You have learned that some reactions release energy (exothermic) and others absorb it (endothermic). But where exactly does this energy come from, or go to? The answer lies in chemical bonds — the connections between atoms.
Think of a chemical bond as a spring holding two atoms together. To break a bond — to pull those atoms apart — you must add energy, just as you must pull hard to stretch a spring. Breaking bonds always requires energy; it is never free. On the other hand, when atoms come together and form a new bond, energy is released, like the snap of a spring pulling shut. This is one of the most important concepts in chemistry, and it is frequently confused: breaking bonds costs energy, forming bonds releases energy.
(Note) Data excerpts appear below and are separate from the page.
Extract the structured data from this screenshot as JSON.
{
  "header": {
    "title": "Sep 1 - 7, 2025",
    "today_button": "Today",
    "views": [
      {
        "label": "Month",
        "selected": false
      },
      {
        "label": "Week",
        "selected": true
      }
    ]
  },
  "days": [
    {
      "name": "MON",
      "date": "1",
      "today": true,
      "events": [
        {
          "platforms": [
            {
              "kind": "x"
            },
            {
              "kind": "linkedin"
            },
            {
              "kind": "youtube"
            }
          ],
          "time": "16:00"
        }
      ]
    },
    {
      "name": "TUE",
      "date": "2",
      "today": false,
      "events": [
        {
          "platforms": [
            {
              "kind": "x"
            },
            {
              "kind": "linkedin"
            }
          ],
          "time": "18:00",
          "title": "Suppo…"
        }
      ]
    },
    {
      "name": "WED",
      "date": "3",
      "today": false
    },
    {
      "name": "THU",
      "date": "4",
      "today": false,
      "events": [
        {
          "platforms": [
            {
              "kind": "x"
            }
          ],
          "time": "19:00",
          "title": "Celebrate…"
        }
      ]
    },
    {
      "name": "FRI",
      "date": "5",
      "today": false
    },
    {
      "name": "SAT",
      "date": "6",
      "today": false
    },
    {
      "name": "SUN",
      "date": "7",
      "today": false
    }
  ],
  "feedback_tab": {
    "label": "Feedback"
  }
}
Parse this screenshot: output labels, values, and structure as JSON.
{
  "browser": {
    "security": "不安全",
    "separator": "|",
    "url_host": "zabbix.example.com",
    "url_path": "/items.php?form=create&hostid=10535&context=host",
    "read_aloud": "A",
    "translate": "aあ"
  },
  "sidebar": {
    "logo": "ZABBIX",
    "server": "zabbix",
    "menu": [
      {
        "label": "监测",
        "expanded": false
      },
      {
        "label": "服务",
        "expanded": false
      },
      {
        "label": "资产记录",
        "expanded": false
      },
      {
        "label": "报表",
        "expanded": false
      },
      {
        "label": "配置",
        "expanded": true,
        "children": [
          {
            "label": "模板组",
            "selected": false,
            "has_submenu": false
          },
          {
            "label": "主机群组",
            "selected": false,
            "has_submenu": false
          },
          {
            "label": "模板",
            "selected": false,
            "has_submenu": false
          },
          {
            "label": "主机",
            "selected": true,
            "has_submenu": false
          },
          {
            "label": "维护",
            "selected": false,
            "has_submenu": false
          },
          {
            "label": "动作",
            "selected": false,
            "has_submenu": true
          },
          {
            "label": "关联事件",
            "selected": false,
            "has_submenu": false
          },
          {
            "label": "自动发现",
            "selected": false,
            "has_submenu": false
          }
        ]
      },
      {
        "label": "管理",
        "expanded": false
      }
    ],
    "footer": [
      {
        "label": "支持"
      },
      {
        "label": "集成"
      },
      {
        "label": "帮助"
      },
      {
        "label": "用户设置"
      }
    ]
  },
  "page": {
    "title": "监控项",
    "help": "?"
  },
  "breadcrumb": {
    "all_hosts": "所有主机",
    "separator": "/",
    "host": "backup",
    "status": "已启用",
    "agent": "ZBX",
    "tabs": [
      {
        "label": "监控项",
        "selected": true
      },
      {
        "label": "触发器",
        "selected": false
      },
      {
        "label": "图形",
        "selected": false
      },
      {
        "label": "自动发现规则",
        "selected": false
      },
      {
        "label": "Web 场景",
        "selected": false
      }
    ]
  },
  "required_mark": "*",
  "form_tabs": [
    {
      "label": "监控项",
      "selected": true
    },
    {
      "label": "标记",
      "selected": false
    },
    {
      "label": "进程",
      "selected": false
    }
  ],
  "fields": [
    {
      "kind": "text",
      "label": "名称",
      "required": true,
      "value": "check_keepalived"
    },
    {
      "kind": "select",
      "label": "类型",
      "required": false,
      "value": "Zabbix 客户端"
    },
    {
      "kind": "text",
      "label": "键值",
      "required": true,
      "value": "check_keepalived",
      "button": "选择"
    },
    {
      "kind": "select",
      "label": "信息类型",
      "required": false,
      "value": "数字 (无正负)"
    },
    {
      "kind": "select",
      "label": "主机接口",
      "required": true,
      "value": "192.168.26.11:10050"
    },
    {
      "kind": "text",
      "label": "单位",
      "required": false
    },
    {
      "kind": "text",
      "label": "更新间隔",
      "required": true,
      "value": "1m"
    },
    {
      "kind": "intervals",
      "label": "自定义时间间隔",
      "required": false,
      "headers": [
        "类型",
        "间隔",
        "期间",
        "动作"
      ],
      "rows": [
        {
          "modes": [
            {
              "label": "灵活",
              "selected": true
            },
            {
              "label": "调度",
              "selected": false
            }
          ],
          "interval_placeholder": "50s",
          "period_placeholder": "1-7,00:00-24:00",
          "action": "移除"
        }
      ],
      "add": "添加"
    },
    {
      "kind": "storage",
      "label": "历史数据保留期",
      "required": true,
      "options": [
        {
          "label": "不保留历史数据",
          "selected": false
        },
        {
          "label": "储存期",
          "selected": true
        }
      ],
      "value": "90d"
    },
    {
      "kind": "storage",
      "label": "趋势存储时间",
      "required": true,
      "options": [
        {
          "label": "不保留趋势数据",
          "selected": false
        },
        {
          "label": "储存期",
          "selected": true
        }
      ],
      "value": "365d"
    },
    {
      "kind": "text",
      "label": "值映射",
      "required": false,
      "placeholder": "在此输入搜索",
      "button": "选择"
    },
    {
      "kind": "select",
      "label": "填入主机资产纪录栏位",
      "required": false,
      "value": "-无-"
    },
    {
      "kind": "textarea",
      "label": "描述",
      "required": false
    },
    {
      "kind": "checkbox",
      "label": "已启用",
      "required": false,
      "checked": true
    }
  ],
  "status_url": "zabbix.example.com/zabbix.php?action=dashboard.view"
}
Every chemical reaction involves both processes: old bonds break and new bonds form. Whether the overall reaction is exothermic or endothermic depends on the balance between the two. If the energy released by forming the new bonds in the products is greater than the energy required to break the old bonds in the reactants, the reaction is exothermic — there is leftover energy that escapes as heat or light. If the energy required to break the old bonds is greater than the energy released by forming new bonds, the reaction is endothermic — extra energy must be absorbed from the surroundings to make up the deficit.
Consider burning methane (natural gas) as an example. The reaction is CH4 + 2O2 → CO2 + 2H2O. Breaking the four C-H bonds in methane and the two O=O bonds in oxygen requires energy. But forming the two C=O bonds in carbon dioxide and the four O-H bonds in water releases a lot of energy — more than what was needed for the breaking step. The surplus is released as the heat and light of the flame. This net energy release is what makes combustion so useful for heating and power.
Scientists often visualize this using an energy diagram. The diagram shows the reactants at one energy level and the products at another. For an exothermic reaction, the products sit lower on the diagram — the system has lost energy to the surroundings. For an endothermic reaction, the products sit higher — the system has gained energy from the surroundings. Between the reactants and products, there is always a "hill" called the activation energy — the minimum energy push needed to get the reaction started. Even exothermic reactions need this initial push, which is why you need a match to light a fire even though the fire will then produce far more energy than the match provided.
Understanding energy in reactions connects to many practical questions. Why are certain fuels better than others? Because they release more energy per unit when their bonds rearrange. Why do you need to heat food to cook it? Because the activation energy must be overcome before the beneficial exothermic reactions in cooking can proceed. Energy is not just an abstract concept — it is the driving force behind every chemical change.